As more small-armed, huge dinosaurs are found, it becomes less likely that the arms had no function. Small arms must have been actively selected for in multiple lineages of giant predatory dinosaurs because they offered the creatures some advantage.
Why small arms?
The diminutive arms of Tyrannosaurus have fascinated researchers and the public for decades. The common notion argues that Tyrannosaurus did not use long arms, did not need them, and stopped directing resources towards their growth and development. Some researchers hypothesize that the animals used the small arms to hold mates close during reproduction, or to rise from a prone position. Others have proposed that the arms shrunk so they did not accidentally get bitten off during a feeding frenzy of dinosaurs trying to rip a piece of meat from a carcass.
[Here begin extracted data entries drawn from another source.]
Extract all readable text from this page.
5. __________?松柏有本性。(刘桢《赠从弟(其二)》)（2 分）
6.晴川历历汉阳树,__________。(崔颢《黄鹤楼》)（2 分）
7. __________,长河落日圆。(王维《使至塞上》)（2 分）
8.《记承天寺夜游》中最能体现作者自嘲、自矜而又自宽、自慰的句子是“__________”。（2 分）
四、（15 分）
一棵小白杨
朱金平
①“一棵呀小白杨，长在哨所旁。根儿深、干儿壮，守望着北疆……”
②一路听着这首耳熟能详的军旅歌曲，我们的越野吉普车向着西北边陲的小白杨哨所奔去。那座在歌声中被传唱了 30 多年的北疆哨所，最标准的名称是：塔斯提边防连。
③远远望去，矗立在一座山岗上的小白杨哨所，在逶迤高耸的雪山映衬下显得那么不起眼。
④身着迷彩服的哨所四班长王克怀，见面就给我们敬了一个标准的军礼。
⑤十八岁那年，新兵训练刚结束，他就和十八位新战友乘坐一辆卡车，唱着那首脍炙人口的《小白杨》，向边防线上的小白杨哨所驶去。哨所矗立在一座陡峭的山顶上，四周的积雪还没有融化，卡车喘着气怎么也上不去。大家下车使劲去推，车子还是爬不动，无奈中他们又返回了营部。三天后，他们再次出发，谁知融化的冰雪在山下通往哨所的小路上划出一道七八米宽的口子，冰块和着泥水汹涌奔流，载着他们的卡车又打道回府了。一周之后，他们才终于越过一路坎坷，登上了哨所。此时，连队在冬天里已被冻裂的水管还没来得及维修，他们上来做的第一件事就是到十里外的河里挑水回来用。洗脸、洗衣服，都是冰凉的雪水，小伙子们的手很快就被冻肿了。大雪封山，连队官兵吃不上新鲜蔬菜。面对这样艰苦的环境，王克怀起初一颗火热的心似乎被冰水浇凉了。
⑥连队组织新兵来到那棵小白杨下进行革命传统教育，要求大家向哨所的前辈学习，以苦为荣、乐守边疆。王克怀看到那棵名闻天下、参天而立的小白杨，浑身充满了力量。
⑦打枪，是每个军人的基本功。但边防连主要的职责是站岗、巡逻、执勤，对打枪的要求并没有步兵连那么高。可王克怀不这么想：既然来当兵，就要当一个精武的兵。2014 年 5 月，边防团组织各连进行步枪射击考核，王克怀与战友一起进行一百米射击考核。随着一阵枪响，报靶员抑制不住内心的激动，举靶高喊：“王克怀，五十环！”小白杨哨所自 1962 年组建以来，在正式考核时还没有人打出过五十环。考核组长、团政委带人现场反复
Canale and co-authors use their analysis of Meraxes to support a fourth hypothesis: Small arms track the evolution of massive skulls. For example, other multi-ton carnivorous dinosaurs like Deinocheirus or Gigantoraptor have long forelimbs but small skulls. In this hypothesis, scientists suggest that the larger the skull, the more valuable it becomes for snatching prey. The arms then reduce as the skull takes over most, if not all, predatory functions.
Still, the authors point out that the musculature of the arms suggests they were far from a useless, vestigial limb. The truth could lie in the intersection of the various hypotheses proposed. Whatever the reason, because scientists will never be able to directly observe the behavior of a theropod with small arms, the mystery will continue to endure and tease at our imaginations.